表格,显然是按testdate 升序排序的:
| id | testdate | include |
| | | |
| | | (I want |
| | | this |
| | | column) |
|:--:|:----------:|:-------:|
| 1 | 2008-02-26 | 1* |
| 2 | 2008-03-07 | 0 |
| 3 | 2008-04-03 | 0 |
| 4 | 2008-04-25 | 0 |
| 5 | 2008-07-23 | 0 |
| 6 | 2008-10-09 | 0 |
| 7 | 2008-10-28 | 0 |
| 8 | 2009-01-14 | 0 |
| 9 | 2009-01-28 | 0 |
| 10 | 2009-05-19 | 1* |
| 11 | 2009-06-05 | 0 |
| 12 | 2009-06-05 | 0 |
| 13 | 2009-06-26 | 0 |
| 14 | 2009-07-15 | 0 |
| 15 | 2009-07-15 | 0 |
| 16 | 2009-08-18 | 0 |
| 17 | 2009-08-18 | 0 |
| 18 | 2009-09-08 | 0 |
| 19 | 2009-09-25 | 0 |
| 20 | 2010-03-19 | 0 |
| 21 | 2010-04-06 | 0 |
| 22 | 2010-06-30 | 1* |
| 23 | 2010-10-07 | 0 |
| 24 | 2010-10-21 | 0 |
| 25 | 2010-10-30 | 0 |
| 26 | 2010-12-10 | 0 |
| 27 | 2011-03-04 | 0 |
| 28 | 2011-05-11 | 0 |
| 29 | 2012-03-08 | 1* |
| 30 | 2012-03-23 | 0 |
| 31 | 2012-09-13 | 0 |
| 32 | 2013-03-21 | 1* |
| 33 | 2014-10-08 | 1* |
-----------------------------
我对 dplyr 库的尝试:
# calculate interval
mutate(interval = as.double(difftime(testdate,lag(testdate), units = 'days'))) %>%
# accumulate interval in days
mutate(interval_cum = if_else(is.na(interval), -1, interval + lag(interval))) %>%
mutate(interval_cum2 = if_else(lag(interval) > 365, 0, interval_cum)) %>%
# filter out first row and all relevant accumulated intervals
mutate(include = if_else(row_number(testdate) == 1 | interval > 365 | interval_cum == -1 | interval_cum2 > 365, 1, 0, 0))

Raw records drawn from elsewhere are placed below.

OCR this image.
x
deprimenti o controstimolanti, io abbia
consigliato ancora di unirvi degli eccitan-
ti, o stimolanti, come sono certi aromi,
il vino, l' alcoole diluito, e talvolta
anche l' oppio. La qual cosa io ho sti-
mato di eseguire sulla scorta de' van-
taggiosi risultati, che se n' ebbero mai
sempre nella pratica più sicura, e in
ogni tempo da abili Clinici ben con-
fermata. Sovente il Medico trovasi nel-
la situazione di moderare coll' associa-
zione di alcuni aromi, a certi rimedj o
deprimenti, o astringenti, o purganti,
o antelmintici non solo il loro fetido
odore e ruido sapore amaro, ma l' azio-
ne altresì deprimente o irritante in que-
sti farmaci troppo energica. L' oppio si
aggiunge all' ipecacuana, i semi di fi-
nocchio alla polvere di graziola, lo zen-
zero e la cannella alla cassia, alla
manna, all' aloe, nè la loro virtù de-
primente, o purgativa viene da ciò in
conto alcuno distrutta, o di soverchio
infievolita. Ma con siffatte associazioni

但这会错过 id 的 10、22 和 32,因为我无法遍历多行。有谁知道实现此目的的有效 R 方法?
R 的原始数据输入:
structure(list(testdate = structure(c(13935, 13945, 13972, 13994,
14083, 14161, 14180, 14258, 14272, 14383, 14400, 14400, 14421,
14440, 14440, 14474, 14474, 14495, 14512, 14687, 14705, 14790,
14889, 14903, 14912, 14953, 15037, 15105, 15407, 15422, 15596,
15785, 16351), class = "Date"), include = c(1, 0, 0, 0, 0, 0,
0, 0, 0, 1, 0, 0, 0, 0, 0, 0, 0, 0, 0, 0, 0, 1, 0, 0, 0, 0, 0,
0, 1, 0, 0, 1, 1)), .Names = c("testdate", "include"), row.names = c(NA,
-33L), class = c("tbl_df", "tbl", "data.frame"))
【问题讨论】:
-
确实如此。就像我说的,我手动创建了列,并且正在寻找一种方法来设置包含列。